According to the authority, Google, owned by Alphabet, could be conducting anti-competitive practices and may have illegally favored its own services.
The latest probe follows an investigation earlier this year into an agreement signed by Google and Facebook.
As the U.S. tech giants became more powerful during the COVID-19 pandemic, governments around the world have been strengthening their regulations through multiple international investigations into their market positions, including in the U.S. and the EU.
In 2021, the UK put in place a new policy covering competition to prevent Google and Facebook from pushing out smaller advertising firms.
The policy created a dedicated Digital Markets Unit within the Competition and Markets Authority which can suspend, block and reverse decisions made by technology firms and impose financial penalties for non-compliance.
Under the new regulations, major tech companies must become more transparent about their collection and use of consumer data, and adapt their advertising practices accordingly.
This week, the Competition and Markets Authority said it was examining three key parts of the ad tech stack chain, the services that mediate ad tech, as Google owned the largest provider in each of those components.

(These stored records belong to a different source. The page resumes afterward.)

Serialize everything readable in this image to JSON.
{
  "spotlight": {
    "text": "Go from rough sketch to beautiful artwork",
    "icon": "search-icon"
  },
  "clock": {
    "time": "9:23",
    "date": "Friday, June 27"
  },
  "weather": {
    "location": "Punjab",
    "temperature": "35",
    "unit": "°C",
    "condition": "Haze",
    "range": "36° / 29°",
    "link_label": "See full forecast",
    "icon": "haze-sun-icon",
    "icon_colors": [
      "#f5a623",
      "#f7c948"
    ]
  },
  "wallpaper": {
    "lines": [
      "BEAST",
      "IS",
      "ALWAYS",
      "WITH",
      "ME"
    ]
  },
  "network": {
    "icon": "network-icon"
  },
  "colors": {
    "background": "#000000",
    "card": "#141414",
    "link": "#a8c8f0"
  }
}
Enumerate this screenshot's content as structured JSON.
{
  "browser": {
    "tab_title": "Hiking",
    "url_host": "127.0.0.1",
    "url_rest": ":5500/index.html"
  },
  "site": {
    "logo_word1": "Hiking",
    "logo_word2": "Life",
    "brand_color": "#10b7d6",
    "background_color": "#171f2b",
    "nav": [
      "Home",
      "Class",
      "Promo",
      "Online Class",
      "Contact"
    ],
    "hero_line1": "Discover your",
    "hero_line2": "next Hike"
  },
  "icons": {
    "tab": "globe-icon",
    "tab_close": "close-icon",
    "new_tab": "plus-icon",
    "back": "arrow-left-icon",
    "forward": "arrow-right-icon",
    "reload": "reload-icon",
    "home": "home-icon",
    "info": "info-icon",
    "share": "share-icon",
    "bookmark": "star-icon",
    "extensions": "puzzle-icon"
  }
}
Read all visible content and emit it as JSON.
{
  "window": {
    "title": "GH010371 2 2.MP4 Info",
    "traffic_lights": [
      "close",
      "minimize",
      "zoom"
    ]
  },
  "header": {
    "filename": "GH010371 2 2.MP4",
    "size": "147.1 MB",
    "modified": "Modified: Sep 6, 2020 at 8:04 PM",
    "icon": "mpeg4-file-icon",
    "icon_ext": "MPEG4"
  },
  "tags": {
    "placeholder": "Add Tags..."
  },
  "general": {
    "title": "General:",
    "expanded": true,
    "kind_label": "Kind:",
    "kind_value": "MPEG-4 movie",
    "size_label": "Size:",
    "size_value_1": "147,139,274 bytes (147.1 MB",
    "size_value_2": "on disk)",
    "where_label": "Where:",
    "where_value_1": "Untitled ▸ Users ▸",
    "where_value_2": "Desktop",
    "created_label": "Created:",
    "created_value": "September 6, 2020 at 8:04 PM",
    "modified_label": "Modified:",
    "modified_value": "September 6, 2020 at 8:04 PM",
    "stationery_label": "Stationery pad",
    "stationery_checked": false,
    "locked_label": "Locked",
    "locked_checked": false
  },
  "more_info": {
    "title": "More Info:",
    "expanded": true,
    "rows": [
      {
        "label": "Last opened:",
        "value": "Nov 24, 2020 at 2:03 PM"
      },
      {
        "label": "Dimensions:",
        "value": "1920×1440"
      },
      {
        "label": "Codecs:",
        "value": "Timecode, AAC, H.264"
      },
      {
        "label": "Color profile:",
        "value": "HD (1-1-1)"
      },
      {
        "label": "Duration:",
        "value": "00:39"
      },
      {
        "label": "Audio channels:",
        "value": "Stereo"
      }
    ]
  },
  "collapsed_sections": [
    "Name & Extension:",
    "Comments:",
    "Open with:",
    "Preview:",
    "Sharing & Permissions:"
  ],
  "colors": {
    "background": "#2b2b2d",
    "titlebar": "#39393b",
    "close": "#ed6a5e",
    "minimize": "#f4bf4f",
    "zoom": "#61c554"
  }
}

In a statement, Competition and Markets Authority Chief Executive Andrea Coscelli said, "We are worried that Google may be using its position in ad tech to favor its own services, to the detriment of its rivals, of its customers and ultimately of consumers."
Google will continue to work with the Competition and Markets Authority to answer its questions and share the details on how the company's systems work, a Google spokesperson told Reuters.